Basic from_pandas usage problems

Hello,

I’m trying to use TileDB for basic roundtripping of Pandas DataFrames with a DateTime index. I presume that makes it a dense 2D array?

Anyway, my code just to test TileDB is really simple!

import numpy as np
import pandas as pd
rows, columns = 365*40, 15_000
df = pd.DataFrame(np.random.randint(0,rows,size=(rows, columns)), columns=[f"COL_{i}" for i in range(columns)], index=pd.date_range(start=pd.datetime(1995, 1, 1), periods=rows, freq='D'))

tiledb.from_pandas(f"<S3 URI>", df, full_domain=True, mode='ingest', cell_order='col-major')

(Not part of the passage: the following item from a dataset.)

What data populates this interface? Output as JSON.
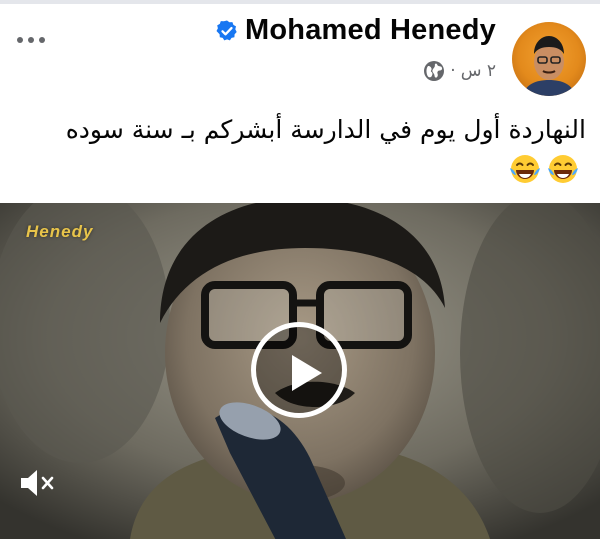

Unfortunately I’m getting an error:

IndexError: cannot index datetime dimension with non-datetime interval

I’ve no idea what I’m doing wrong. The index is a datetime index comprised of Timestamps!

If I remove the index I can write - but I notice that it is extremely slow. Well over 5-6x comparable Parquet times. Is there anything I’m doing that’s just blatently a bit silly?

Thanks for you help!

I can get this written by creating the attributes, dimensions and schema all seperately (so not using the from_pandas API method)

I then notice another issue - as I ramp up the number of columns performance degrades to a point where it’s unuseable. With 15,000 columns I’m unable to pull back any data at all without waiting, well, I’ve never let it run to completion so I’m not sure how long it would take! I’m assuming again doing something wrong here. Any thoughts?

Hi @mhertz,

To workaround your first issue, you can convert the index to a column with df.reset_index and then setting it back to an index with index_col in from_pandas.

import tiledb
import numpy as np
import pandas as pd

rows, columns = 365 * 40, 15_000
df = pd.DataFrame(
    np.random.randint(0, rows, size=(rows, columns)),
    columns=[f"COL_{i}" for i in range(columns)],
    index=pd.date_range(start=pd.datetime(1995, 1, 1), periods=rows, freq="D"),
)
df.reset_index(inplace=True)  # convert index to column as tiledb.from_pandas expects integers
tiledb.from_pandas(
    "test_array",
    df,
    full_domain=True,
    mode="ingest",
    cell_order="col-major",
    index_col=[0],  # reset column back to index here
)

As for your other issue, we will investigate the high column count performance more and get back to you. We believe it is due to thread contention issues but will need to dig in to understand this more.

Thanks.